As a first attempt to ingrain good catholic morals we were held by a strange man, whom we have never met before, and dunked into magic water. As if some ceremonial bath forced upon us would remove original sin from the most innocent stage we will ever be part of. I get it I do. Every religion has ceremony and dedication, but most of them are a coherent admission of faith by the follower. Where-in catholic ideals make us force faith onto an unsuspecting child. Still that isn't enough.

Later on in life, when we are just beginning to establish our own identity away from our parents, we have an other right of passage. For a few years we had waited in line at church being repeatedly denied snack time in the middle of mass. I remember following my mother faithfully (while my father sat in the pew) mimicking everyone else's hand gestures in the way a child does. As I sat through the classes, I remember thinking I would receive some magical feeling of holiness once I took first communion. I couldn't wait.

The result was disappointing. After all what first grader really comprehends an omnipresent god or wants to ingest him? 

Then after more years of torture-some catechism, our faith is tested. Literally. Before being confirmed in the catholic faith I was forced to spend 8 hours locked up with a large group of peers I didn't get along with. Not because of faith, because of school district. In our incarceration we were forced to play faith games that made no sense, create plays, and take a test. Quite seriously a pen and paper test about catholicism . I have no idea how I passed.

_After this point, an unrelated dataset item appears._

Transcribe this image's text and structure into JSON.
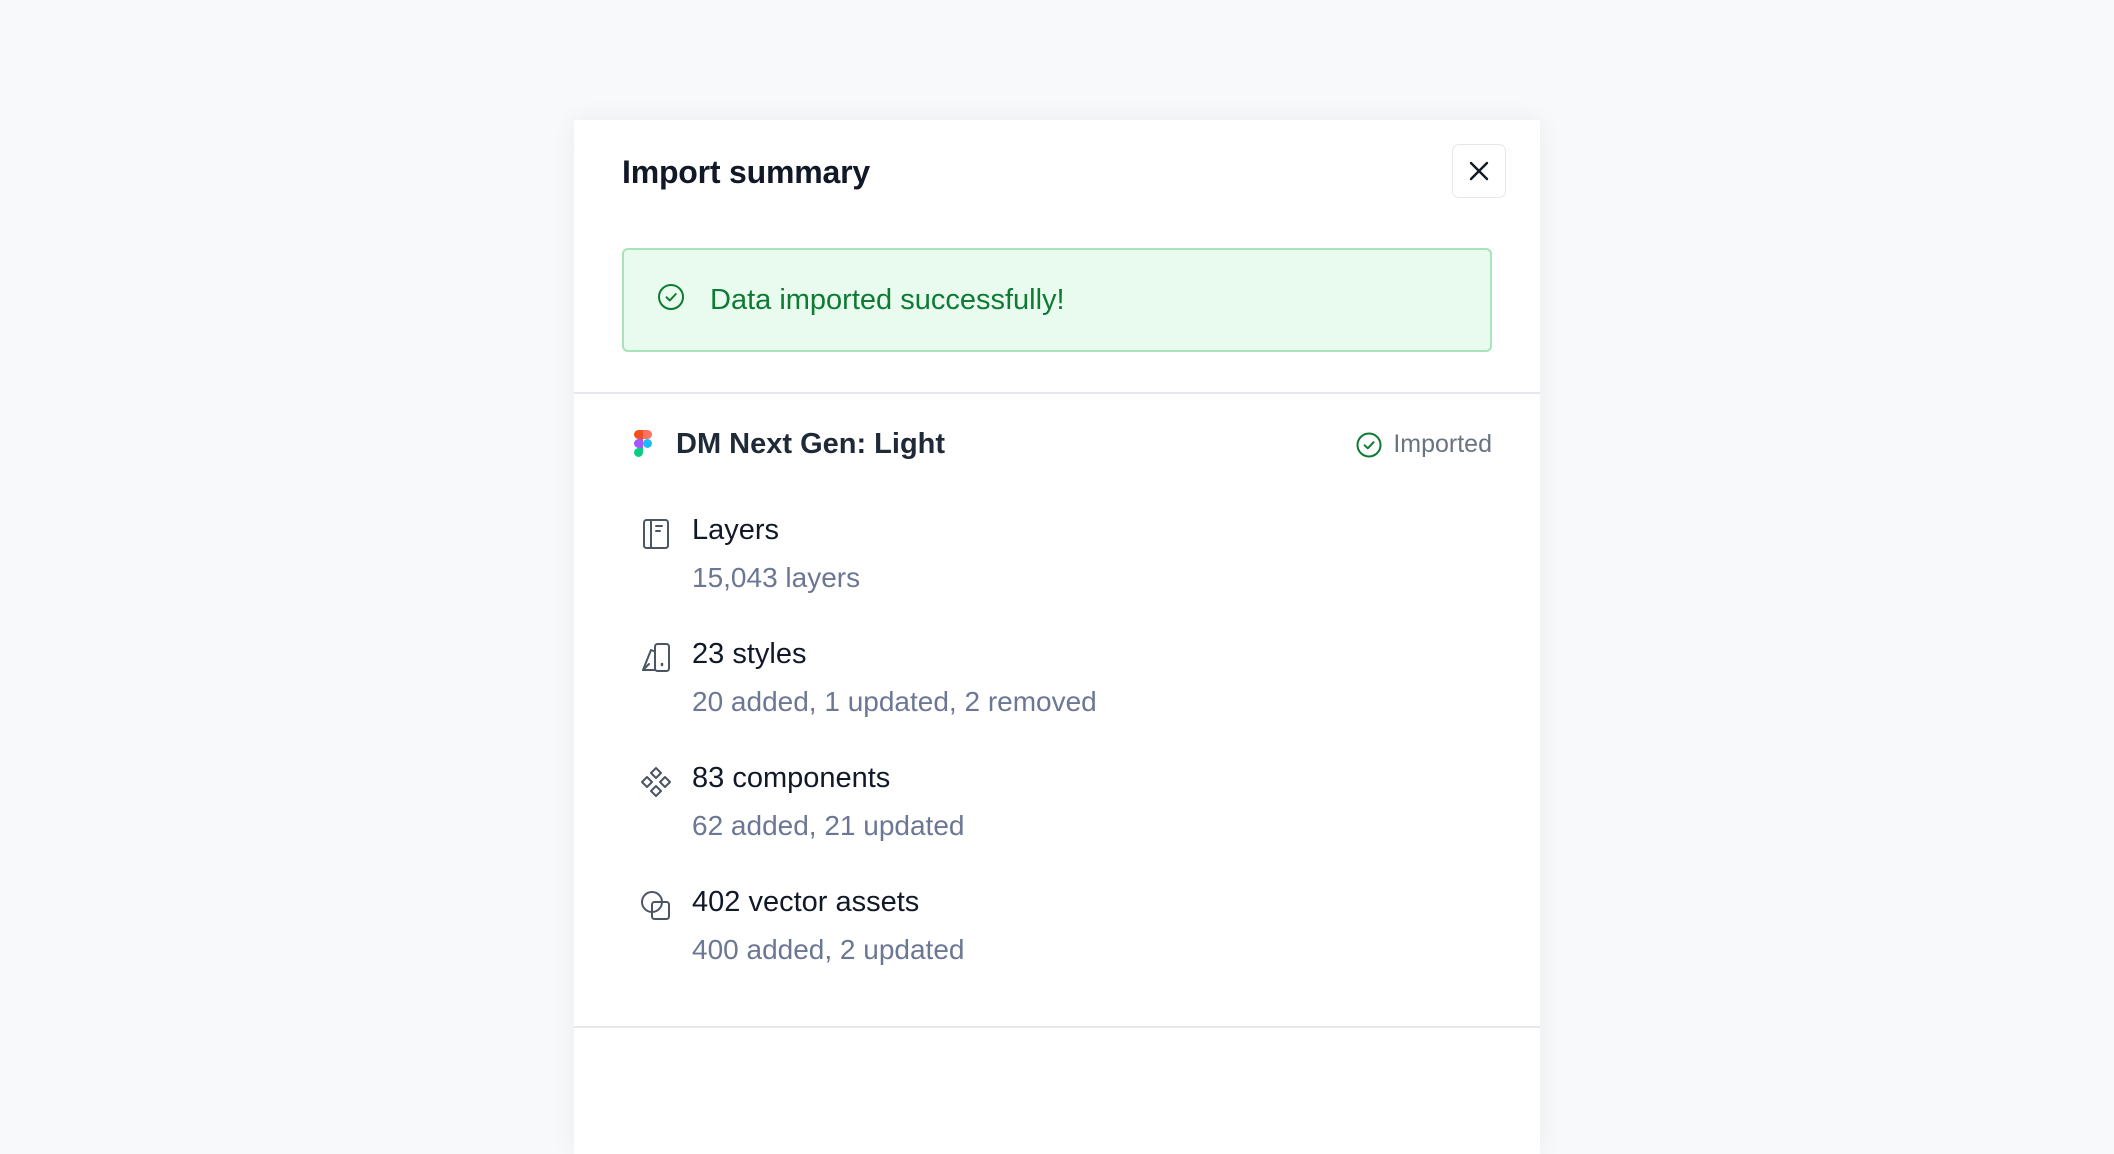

After a long ceremony, my family threw me a party. Where my dad played appropriate music such as "you'll never make a saint of me". I get my cynicism from him.

Not only did I affirm my faith, I did it three times. Does it count? No. I was forced to, as most of the children in my class. It really is a vicious cycle. I was forced to because my mother was forced to. If Mom didn't send her children through the process she would never hear the end of it from my grandma. Catholicism seems like a very long line of forced tradition. Stand, sit, kneel, shut up, repeat.

Now will I have my daughter baptized? Probably, but not because anyone is forcing me to and she certainly wont be baptized in a catholic church. Despite all of my religious cynicism I still strive to have a relationship with God. I want my daughter to have an educated start in her religious pursuits.Maybe baptism will be a start in religious education. Do i think the water is magic? No, but I do think it will help her to be accepted into most religious communities. Sometimes acceptance makes everything that much easier.

Maybe its more for us then her.  Maybe thats the way it has always been.